11Ns54/16d•OGH 11Ns54/16d
Der Oberste Gerichtshof hat am 17. August 2016 durch den Senatspräsidenten des Obersten Gerichtshofs Dr. Schwab als Vorsitzenden sowie die Hofrätin des Obersten Gerichtshofs Dr. BachnerForegger und den Hofrat des Obersten Gerichtshofs Dr. Oberressl als weitere Richter in der Strafsache gegen Markus S***** wegen des Vergehens des Diebstahls nach § 127 StGB, AZ 10 U 36/16z des Bezirksgerichts Bludenz, über die Anregung des genannten Gerichts auf Delegierung nach Anhörung der Generalprokuratur gemäß § 60 Abs 1 zweiter Satz OGHGeo. 2005 den
Beschluss
gefasst:
Der Delegierungsanregung wird nicht gefolgt.
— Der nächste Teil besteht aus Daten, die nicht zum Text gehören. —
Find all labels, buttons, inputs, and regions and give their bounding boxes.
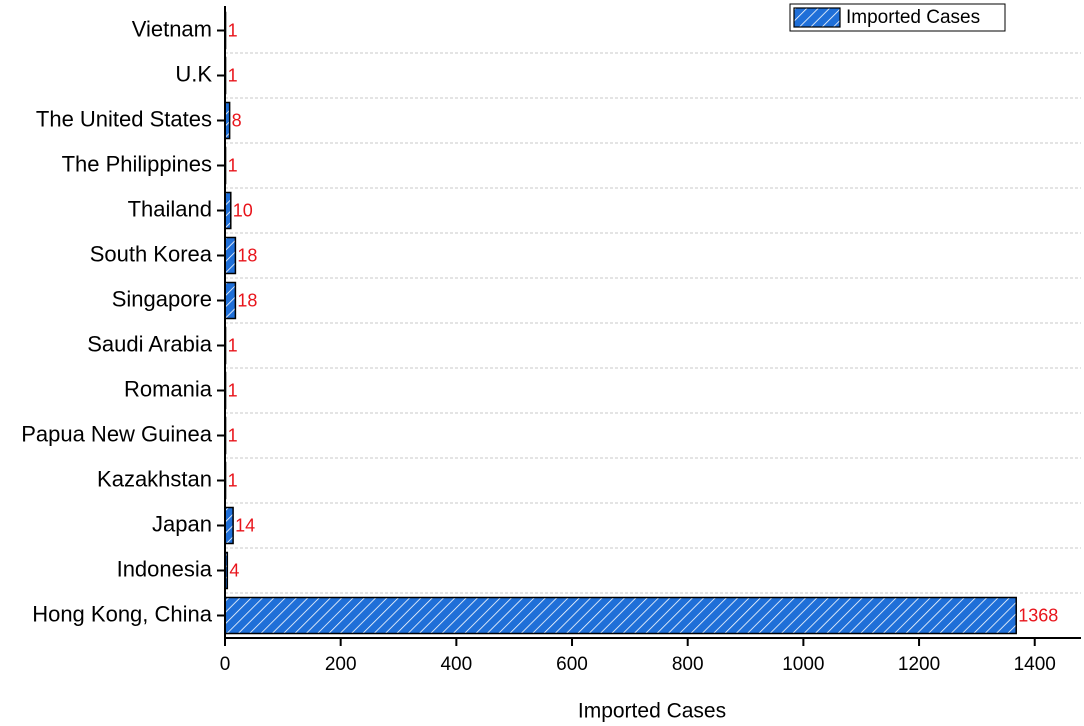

Die Akten werden dem Oberlandesgericht Innsbruck zurückgestellt.
Gründe:
Die – nicht am Akteninhalt (vgl ON 2 S 7, 11 f, 17, 21) orientierte – Einschätzung, der in Wien wohnhafte Angeklagte habe „keine ausreichenden Mittel um nach Vorarlberg anreisen zu können“, bildet keinen wichtigen Grund, aus dem allein gemäß § 39 StPO die Veränderung des gesetzlichen Richters (Art 83 Abs 2 BVG; §§ 36, 37 StPO) ausnahmsweise zulässig wäre.
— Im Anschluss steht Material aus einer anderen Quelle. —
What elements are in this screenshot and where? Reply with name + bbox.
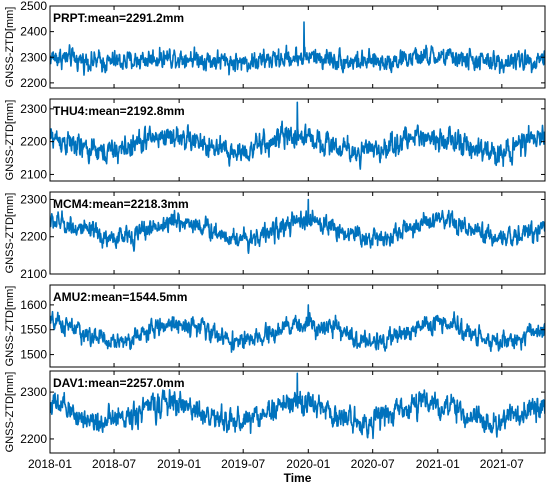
series-line <box>50 198 545 254</box>
plot-frame <box>49 5 546 89</box>
y-tick-label: 2100 <box>20 267 47 281</box>
plot-frame <box>49 284 546 368</box>
y-tick-label: 2300 <box>20 102 47 116</box>
y-tick-label: 2300 <box>20 50 47 64</box>
x-tick-label: 2018-07 <box>92 457 136 471</box>
x-tick-label: 2021-07 <box>480 457 524 471</box>
y-tick-label: 2200 <box>20 230 47 244</box>
y-tick-label: 1600 <box>20 298 47 312</box>
panel-3: 2100 2200 2300 MCM4:mean=2218.3mm GNSS-ZTD[m… <box>4 191 546 281</box>
y-tick-label: 1550 <box>20 323 47 337</box>
y-tick-label: 2300 <box>20 192 47 206</box>
y-tick-label: 2500 <box>20 0 47 13</box>
series-line <box>50 304 545 353</box>
panel-title: THU4:mean=2192.8mm <box>53 104 185 118</box>
y-tick-label: 2100 <box>20 167 47 181</box>
y-axis-label: GNSS-ZTD[mm] <box>4 100 16 181</box>
y-tick-label: 2300 <box>20 385 47 399</box>
x-axis-label: Time <box>284 471 312 485</box>
panel-4: 1500 1550 1600 AMU2:mean=1544.5mm GNSS-ZTD[m… <box>4 284 546 368</box>
series-line <box>50 101 545 170</box>
y-tick-label: 2400 <box>20 25 47 39</box>
series-line <box>50 21 545 76</box>
panel-5: 2200 2300 DAV1:mean=2257.0mm GNSS-ZTD[mm] <box>4 370 546 454</box>
x-tick-label: 2019-07 <box>221 457 265 471</box>
y-tick-label: 1500 <box>20 348 47 362</box>
panel-title: AMU2:mean=1544.5mm <box>53 290 187 304</box>
y-axis-label: GNSS-ZTD[mm] <box>4 193 16 274</box>
y-axis-label: GNSS-ZTD[mm] <box>4 372 16 453</box>
plot-frame <box>49 191 546 275</box>
panel-2: 2100 2200 2300 THU4:mean=2192.8mm GNSS-ZTD[m… <box>4 98 546 182</box>
y-tick-label: 2200 <box>20 135 47 149</box>
y-axis-label: GNSS-ZTD[mm] <box>4 286 16 367</box>
plot-frame <box>49 370 546 454</box>
x-tick-label: 2021-01 <box>416 457 460 471</box>
x-tick-label: 2019-01 <box>157 457 201 471</box>
x-tick-label: 2020-01 <box>286 457 330 471</box>
y-tick-label: 2200 <box>20 432 47 446</box>
y-axis-label: GNSS-ZTD[mm] <box>4 7 16 88</box>
panel-title: DAV1:mean=2257.0mm <box>53 376 185 390</box>
panel-title: MCM4:mean=2218.3mm <box>53 197 189 211</box>
y-tick-label: 2200 <box>20 76 47 90</box>
x-tick-label: 2018-01 <box>28 457 72 471</box>
series-line <box>50 372 545 440</box>
panel-title: PRPT:mean=2291.2mm <box>53 11 184 25</box>
x-tick-label: 2020-07 <box>351 457 395 471</box>
panel-1: 2200 2300 2400 2500 PRPT:mean=2291.2mm GNSS-Z… <box>4 0 546 90</box>
plot-frame <box>49 98 546 182</box>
Hinzu kommt, dass mit der angeregten Delegierung auch die Anreise des von der Staatsanwaltschaft beantragten, nach der Aktenlage im Sprengel des vorlegenden Bezirksgerichts Bludenz wohnhaften Zeugen Christian J***** zum Bezirksgericht Fünfhaus verbunden wäre. Mangels Einverständnisses oder übereinstimmenden Antrags von Ankläger und Angeklagtem liegen im Übrigen auch die Voraussetzungen für die Vernehmung dieses Zeugen unter Verwendung technischer Einrichtungen zur Wort- und Bildübertragung (§ 247a Abs 1 zweiter Satz StPO) nicht vor.